In contrast, our approach overcomes both the training overhead and failure recovery issues of these baselines. Where fixed plans cannot handle task failures, our high-level active inference model enables automatic failure recovery – for example, the robot will retry to pick up objects that accidentally fall off the table, as shown in the video below. We also equip the robot to manipulate objects in confined spaces (such as the fridge) via the VBGS perception module in the low-level controller, which provides obstacle constraints (shown as red dots in the video below). Our approach does not require any offline training, but solely tuning of the parameters of the generative model over a handful of episodes per task. This demonstrates that capturing domain knowledge in an explicit generative model can compete with, and even outperform, learning-based approaches. 

VERSES Hierarchical Active Inference Habitat Robot Confined Pick ep1

Confined pick with obstacle constraints

VERSES Hierarchical Active Inference Habitat Robot Repick ep9

Repick after dropping object

And Beyond?

Our results on the Habitat benchmark demonstrate the potential of active inference as a scalable and interpretable framework for embodied intelligence. By leveraging a universal generative model with hierarchical structure, factorial depth, and temporal abstraction, our agent can reason over symbolic goals, adaptively plan in uncertain environments, and execute fine-grained control—all through a unified process of inference. This stands in contrast to traditional policy-learning approaches, which often require vast amounts of data and struggle to generalize to long-horizon, multi-stage tasks.

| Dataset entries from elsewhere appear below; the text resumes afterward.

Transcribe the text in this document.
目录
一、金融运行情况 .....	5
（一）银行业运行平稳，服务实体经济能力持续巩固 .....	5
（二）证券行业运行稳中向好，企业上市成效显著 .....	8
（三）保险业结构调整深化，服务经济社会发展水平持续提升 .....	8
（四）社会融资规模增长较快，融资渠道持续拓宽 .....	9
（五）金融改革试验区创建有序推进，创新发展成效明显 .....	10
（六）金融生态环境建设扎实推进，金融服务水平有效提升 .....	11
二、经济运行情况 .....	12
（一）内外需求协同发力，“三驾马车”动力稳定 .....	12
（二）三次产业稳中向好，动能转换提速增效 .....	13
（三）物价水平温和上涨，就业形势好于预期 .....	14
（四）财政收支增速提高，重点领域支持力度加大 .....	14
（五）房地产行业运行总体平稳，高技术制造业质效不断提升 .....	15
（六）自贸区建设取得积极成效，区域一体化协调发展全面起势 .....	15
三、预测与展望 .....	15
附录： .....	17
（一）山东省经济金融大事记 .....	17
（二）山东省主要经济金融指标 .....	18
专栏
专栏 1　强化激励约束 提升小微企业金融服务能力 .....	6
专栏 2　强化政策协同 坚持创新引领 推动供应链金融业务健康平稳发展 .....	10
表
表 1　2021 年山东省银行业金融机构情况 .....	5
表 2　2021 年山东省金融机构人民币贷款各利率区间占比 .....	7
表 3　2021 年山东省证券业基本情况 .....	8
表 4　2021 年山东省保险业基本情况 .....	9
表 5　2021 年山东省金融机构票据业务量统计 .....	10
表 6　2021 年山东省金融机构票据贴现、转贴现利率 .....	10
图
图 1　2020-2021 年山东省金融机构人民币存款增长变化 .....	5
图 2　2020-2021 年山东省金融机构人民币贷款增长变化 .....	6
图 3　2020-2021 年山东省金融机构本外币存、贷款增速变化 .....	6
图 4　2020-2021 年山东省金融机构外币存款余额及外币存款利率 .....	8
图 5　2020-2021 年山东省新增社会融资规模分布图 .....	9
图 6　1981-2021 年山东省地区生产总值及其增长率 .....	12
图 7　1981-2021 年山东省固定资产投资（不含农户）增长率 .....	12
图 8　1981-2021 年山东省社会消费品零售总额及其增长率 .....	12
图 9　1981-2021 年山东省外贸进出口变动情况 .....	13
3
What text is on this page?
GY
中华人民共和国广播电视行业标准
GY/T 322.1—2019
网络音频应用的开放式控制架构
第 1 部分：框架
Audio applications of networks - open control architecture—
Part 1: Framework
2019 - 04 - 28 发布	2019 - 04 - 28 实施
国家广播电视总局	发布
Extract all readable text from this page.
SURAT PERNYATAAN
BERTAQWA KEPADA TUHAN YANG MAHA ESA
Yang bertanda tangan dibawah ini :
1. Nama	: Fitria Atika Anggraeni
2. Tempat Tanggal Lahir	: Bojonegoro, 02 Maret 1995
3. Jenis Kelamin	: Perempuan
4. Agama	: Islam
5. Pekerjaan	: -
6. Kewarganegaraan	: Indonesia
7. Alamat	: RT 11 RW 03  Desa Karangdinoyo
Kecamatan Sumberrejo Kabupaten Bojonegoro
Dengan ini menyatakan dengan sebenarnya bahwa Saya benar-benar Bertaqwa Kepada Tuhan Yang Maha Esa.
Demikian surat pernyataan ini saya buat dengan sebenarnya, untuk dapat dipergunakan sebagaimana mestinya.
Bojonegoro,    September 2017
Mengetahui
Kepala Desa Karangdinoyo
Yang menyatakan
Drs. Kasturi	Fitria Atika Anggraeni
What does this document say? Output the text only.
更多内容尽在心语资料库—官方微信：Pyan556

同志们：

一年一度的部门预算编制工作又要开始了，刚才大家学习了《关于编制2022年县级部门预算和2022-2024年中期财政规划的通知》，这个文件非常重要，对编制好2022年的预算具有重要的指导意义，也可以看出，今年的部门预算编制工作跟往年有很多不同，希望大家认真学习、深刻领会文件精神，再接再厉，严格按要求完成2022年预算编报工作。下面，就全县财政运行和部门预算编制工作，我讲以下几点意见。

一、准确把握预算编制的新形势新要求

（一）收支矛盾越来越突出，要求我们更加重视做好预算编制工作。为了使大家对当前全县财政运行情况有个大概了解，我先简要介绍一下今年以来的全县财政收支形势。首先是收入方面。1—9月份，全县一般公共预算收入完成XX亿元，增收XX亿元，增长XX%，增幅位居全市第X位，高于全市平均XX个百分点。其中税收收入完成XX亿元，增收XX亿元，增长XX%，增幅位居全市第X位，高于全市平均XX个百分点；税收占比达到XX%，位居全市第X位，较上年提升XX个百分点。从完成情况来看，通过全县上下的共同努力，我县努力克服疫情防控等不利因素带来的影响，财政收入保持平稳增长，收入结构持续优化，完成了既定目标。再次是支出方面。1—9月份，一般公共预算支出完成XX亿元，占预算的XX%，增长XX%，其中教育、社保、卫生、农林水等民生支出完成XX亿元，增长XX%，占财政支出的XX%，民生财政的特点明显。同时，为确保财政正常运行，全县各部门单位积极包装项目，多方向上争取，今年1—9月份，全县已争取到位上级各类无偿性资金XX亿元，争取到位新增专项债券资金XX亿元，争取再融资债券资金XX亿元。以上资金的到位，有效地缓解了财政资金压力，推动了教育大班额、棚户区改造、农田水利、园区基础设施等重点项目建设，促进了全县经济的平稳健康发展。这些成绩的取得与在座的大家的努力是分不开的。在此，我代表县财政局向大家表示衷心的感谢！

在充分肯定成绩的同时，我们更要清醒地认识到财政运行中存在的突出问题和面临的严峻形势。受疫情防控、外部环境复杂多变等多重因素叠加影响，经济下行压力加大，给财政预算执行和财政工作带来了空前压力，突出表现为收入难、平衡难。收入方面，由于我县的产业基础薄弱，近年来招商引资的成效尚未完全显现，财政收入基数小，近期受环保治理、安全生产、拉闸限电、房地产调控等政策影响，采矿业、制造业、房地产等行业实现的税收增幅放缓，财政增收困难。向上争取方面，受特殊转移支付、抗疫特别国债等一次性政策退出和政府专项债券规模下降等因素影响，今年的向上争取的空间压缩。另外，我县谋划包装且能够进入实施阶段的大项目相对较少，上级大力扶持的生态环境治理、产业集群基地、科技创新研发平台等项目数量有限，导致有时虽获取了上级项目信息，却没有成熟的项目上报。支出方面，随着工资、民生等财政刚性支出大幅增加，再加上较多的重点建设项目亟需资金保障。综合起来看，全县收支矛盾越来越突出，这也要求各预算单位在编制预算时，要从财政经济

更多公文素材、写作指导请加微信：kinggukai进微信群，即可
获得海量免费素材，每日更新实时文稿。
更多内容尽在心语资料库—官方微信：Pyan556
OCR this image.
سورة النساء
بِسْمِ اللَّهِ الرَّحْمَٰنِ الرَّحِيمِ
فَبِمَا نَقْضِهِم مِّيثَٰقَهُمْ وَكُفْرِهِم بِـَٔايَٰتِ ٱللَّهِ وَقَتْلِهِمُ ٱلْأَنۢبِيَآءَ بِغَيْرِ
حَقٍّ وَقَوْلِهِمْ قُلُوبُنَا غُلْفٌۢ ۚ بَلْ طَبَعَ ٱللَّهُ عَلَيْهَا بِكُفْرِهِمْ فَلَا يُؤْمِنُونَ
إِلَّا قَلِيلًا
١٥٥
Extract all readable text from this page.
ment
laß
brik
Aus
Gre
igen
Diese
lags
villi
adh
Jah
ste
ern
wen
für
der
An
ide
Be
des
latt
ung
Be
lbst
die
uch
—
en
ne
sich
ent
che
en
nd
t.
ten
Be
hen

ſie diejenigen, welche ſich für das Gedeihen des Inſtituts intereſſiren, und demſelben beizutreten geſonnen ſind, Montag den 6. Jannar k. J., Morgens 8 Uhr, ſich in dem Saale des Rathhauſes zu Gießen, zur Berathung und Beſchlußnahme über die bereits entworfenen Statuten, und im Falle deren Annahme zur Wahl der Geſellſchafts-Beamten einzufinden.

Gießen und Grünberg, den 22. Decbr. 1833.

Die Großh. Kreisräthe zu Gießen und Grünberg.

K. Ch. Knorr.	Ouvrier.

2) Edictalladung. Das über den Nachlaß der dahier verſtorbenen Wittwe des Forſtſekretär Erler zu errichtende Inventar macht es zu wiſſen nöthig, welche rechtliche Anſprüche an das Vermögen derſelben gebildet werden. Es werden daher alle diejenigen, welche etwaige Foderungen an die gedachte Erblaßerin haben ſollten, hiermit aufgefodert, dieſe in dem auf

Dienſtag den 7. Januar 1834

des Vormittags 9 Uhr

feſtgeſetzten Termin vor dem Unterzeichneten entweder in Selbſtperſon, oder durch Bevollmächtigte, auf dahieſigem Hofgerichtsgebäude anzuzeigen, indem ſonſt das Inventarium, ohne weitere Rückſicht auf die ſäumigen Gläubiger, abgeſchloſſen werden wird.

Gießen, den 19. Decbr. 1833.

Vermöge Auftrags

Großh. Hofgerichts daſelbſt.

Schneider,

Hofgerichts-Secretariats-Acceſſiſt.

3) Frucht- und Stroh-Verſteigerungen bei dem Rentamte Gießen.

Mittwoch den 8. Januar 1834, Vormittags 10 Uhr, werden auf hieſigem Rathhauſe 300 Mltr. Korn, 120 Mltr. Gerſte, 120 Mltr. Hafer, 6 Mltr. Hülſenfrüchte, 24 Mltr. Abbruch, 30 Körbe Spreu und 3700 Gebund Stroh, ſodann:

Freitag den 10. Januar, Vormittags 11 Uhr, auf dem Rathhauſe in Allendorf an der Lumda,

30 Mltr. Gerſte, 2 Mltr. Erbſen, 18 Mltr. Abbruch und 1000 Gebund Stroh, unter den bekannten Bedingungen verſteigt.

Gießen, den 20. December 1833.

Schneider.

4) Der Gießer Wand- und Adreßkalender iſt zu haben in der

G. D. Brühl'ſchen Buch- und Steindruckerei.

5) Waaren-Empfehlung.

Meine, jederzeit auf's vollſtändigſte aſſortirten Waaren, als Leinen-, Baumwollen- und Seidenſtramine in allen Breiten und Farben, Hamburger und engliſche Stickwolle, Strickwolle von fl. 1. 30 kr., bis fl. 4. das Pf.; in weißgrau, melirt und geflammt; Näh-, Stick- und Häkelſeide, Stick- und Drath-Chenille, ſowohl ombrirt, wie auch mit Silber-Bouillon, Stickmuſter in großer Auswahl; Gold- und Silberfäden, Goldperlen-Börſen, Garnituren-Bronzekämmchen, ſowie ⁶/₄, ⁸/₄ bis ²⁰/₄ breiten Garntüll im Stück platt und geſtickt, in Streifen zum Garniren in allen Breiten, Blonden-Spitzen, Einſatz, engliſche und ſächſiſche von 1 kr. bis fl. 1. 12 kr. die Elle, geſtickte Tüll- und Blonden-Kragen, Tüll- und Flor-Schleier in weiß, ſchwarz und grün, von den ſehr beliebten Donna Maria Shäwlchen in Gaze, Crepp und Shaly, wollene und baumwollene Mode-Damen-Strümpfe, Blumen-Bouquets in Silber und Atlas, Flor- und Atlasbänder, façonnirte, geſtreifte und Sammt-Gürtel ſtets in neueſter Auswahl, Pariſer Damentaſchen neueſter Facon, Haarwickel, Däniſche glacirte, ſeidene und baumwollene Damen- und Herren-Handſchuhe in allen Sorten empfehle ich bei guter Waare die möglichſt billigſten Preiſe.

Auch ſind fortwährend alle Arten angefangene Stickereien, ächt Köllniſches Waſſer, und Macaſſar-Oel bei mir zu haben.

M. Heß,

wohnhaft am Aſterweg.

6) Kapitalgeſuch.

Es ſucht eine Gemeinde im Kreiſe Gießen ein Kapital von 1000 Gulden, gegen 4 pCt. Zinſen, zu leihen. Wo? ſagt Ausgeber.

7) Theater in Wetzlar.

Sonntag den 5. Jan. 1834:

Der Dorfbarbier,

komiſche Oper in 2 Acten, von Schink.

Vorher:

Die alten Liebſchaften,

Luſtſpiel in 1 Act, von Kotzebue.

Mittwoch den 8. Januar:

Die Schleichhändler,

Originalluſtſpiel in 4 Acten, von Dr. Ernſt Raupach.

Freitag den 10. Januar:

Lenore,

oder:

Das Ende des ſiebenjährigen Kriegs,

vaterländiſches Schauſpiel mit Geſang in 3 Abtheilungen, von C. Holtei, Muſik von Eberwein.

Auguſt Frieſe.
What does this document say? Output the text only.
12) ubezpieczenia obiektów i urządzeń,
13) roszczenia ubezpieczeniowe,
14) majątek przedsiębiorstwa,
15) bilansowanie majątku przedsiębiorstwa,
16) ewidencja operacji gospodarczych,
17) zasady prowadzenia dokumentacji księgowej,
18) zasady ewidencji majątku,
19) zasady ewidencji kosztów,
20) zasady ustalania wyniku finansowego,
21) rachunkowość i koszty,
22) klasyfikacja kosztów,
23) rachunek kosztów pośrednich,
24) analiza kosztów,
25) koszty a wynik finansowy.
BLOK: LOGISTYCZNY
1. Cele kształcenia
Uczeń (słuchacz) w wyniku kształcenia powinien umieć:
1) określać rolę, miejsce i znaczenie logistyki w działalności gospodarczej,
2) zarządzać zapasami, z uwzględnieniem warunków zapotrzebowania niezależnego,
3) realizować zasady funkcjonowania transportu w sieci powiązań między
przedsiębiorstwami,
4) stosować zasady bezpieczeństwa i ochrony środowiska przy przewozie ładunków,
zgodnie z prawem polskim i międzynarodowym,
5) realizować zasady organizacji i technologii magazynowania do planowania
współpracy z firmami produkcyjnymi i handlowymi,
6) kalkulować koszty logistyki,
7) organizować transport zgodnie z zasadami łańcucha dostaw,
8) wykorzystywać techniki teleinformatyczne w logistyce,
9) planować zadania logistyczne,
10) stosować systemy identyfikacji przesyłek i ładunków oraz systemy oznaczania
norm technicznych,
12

While we focused on task execution through inference on a given generative model, learning plays a foundational role in building and fine-tuning generative models that generalize to new tasks and environments. Crucially, learning in our approach is also an inference process—over model parameters and structures rather than state-to-action mappings. Therefore, a key future direction is enabling autonomous discovery of the model parameters and structures, including factorizations and hierarchies, through explorative interactions with the task with minimal supervision. Our previous work on supervised structure learning provides a foundation that would reduce reliance on hand-designed state spaces and improve generalizability. At the motor level, we see promise in using few-shot learning from demonstrations to rapidly acquire skills like grasping or placing, which can then be integrated into the generative model as reusable control primitives. 

Ultimately, framing autonomy as structured inference—grounded in learning and driven by uncertainty reduction—provides a principled pathway toward general-purpose embodied intelligence. Integrating online belief updating with continual learning mechanisms will be essential for maintaining performance in non-stationary environments where task requirements, environmental dynamics, and reward structures evolve over time. This adaptive capacity to handle changing environmental conditions is a fundamental requirement for robust autonomous systems operating in real-world settings.

The full study behind this article is published as Mobile Manipulation with Active Inference for Long-Horizon Rearrangement Tasks.